After being accused of years of fraud, Theranos officially shut down in September 2018. But in March of this year — and just a few months after its death — the company was granted its first blood-testing patent of 2019. Since then, Theranos has been granted 4 additional patents.
Theranos, the blood-testing company once valued over $9B, ceased operations late last year — after a whirlwind of events which led to its very public shut down. Among fraud allegations and conspiracy charges, Elizabeth Holmes’ company went from one of Silicon Valley’s hottest names to a spectacular failure virtually overnight.
But in 2019, it looks like Theranos’ patent activity is still very much alive: Since March, the company has been granted 5 new patents.
Elizabeth Holmes initially left Stanford to “build Theranos around her patents and vision for healthcare,” according to Theranos’ website circa 2014.
But the company was unable to build a reliable blood-testing device, despite being granted over 70 patents for blood-testing technology since 2003.

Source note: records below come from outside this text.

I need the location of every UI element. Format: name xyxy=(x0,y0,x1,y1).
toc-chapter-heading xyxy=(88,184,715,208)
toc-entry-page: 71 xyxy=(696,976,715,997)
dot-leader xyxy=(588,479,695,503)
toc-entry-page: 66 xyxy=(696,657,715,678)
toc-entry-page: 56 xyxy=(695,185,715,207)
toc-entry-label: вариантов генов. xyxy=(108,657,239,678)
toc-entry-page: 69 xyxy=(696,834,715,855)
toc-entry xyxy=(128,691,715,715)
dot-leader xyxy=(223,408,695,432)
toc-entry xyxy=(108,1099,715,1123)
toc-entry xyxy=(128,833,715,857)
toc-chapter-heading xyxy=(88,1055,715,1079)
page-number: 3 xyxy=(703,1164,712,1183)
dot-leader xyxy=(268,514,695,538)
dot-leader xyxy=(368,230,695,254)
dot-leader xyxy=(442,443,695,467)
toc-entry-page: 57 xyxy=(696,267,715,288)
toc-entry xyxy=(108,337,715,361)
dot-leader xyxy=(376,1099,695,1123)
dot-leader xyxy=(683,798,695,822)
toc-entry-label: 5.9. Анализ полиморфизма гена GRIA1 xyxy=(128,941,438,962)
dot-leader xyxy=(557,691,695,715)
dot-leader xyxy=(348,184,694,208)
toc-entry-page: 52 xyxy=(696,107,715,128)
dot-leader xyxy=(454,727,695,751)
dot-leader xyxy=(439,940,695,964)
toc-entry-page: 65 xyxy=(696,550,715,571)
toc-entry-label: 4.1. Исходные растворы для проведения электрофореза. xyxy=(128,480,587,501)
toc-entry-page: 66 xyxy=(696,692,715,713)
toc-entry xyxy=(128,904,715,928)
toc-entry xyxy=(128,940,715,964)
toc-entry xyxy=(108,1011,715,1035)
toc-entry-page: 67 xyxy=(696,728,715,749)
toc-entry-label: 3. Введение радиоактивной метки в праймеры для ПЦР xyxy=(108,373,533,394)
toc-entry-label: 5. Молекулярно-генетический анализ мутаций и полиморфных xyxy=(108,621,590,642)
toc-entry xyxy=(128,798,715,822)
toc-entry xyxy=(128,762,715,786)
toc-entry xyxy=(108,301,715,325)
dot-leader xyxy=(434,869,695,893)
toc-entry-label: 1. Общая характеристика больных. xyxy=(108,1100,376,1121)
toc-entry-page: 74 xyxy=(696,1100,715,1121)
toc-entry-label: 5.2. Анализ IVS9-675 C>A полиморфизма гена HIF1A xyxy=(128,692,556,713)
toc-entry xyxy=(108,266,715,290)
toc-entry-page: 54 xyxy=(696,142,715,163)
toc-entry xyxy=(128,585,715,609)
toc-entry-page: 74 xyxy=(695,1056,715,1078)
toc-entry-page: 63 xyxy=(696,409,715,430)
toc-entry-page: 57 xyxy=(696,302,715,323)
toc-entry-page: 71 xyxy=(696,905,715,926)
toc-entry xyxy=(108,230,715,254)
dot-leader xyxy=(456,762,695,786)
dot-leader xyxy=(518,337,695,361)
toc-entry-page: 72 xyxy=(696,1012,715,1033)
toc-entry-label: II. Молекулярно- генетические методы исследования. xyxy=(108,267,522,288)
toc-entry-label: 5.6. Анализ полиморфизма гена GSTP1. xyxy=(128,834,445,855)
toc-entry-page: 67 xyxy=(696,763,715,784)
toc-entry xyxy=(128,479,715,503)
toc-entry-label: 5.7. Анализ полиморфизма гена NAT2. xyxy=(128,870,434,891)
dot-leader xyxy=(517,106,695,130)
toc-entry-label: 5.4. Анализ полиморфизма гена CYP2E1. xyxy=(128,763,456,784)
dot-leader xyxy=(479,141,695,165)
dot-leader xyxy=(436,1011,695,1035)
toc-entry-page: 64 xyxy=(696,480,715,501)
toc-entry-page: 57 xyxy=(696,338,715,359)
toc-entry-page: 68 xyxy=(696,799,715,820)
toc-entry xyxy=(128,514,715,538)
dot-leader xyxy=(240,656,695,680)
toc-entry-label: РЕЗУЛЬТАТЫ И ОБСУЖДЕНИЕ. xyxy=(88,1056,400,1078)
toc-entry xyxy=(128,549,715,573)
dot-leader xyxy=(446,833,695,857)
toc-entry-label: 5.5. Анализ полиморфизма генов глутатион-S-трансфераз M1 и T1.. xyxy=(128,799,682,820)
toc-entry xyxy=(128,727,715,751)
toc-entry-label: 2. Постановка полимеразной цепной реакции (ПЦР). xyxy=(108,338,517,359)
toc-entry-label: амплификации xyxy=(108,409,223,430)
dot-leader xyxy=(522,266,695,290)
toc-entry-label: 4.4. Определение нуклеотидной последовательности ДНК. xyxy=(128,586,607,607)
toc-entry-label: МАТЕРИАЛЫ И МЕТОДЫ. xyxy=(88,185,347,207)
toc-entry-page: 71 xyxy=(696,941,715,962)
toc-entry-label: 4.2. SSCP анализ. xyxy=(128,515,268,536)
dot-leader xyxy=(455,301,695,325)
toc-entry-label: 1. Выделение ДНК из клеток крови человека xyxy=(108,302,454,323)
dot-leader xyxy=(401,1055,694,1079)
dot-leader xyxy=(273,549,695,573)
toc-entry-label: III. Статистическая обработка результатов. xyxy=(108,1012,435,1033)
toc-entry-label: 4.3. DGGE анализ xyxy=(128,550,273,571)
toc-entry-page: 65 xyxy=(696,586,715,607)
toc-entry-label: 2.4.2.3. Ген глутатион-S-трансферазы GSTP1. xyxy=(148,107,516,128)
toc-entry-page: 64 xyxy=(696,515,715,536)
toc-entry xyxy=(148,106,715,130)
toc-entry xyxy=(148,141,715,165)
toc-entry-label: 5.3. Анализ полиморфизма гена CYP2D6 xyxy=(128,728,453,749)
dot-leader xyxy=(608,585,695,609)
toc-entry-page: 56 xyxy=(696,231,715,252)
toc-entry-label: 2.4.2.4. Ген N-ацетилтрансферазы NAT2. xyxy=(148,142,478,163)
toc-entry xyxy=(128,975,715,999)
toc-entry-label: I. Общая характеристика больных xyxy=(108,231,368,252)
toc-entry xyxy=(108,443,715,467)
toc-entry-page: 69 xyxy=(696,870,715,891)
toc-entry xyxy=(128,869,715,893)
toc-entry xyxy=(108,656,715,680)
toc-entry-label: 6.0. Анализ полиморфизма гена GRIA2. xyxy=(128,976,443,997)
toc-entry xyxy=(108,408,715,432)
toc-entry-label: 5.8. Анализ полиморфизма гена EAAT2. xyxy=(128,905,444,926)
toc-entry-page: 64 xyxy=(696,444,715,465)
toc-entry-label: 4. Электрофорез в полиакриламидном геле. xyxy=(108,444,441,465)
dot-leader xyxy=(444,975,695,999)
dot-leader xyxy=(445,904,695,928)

As a result, the USPTO has been criticized for its potential role in enabling Holmes to defraud investors and dupe employees. The agency is said to be under-staffed and overburdened with applications — and many claim that this “broken” system could have played a role in allowing Holmes to pursue as many patents as she has.
“Her innovation — which she has patented — requires the patient to surrender a mere drop of blood … It’s no surprise that the company she founded on this technology is thriving.” – Former USPTO Director Michelle Lee, May 25, 2015
This year, 5 blood-testing related patents have been awarded to Theranos — all filed between 2015 and 2016, when fraud allegations were in full swing.
Below is the cluster of the company’s recently granted patents — two of which are from earlier this month:
1. Systems, devices, and methods for bodily fluid sample collection, transport, and handling (Granted: April 2, 2019)
The patent describes a system that aims to improve upon disadvantages associated with “conventional sample collection and testing techniques of bodily fluid samples.” In one example, it may enable the collection of a smaller volume of blood (or other bodily fluid samples) in a more efficient and accurate manner than traditional methods used today.
2. Systems, devices, and methods for bodily fluid sample transport (Granted: April 2, 2019)
The patent illustrates a method for transporting small volumes of bodily fluid samples from one location to another.
3. Systems and methods for sample preparation using sonication (Granted: March 19, 2019)
Sonication uses sound/vibration to agitate particles in a sample that could lead to the identification and extraction of various particles within a substance. The patent (No. 10,233,479) describes a system that could use a sonicator to identify pathogens in a sample of blood, for example.
Broadly, a sonicator may be used to “mix, resuspend, aerosolize, disperse, disintegrate, or de-gas a solution.”
4. Systems and methods for sample preparation using sonication (Granted: March 19, 2019)
This patent (No.10,233,480) also aims to use sonication to “disrupt [cells], such as [pathogens cells] in a sample.”
5. Rapid measurement of formed blood component sedimentation rate from small sample volumes (Granted: March 5, 2019)
The patent showcases methods for measuring the rate at which red blood cells sediment— a common hematology test and non-specific measure of inflammation. Sedimentation tests are typically measured over an hour, and the patent aims to speed up the process.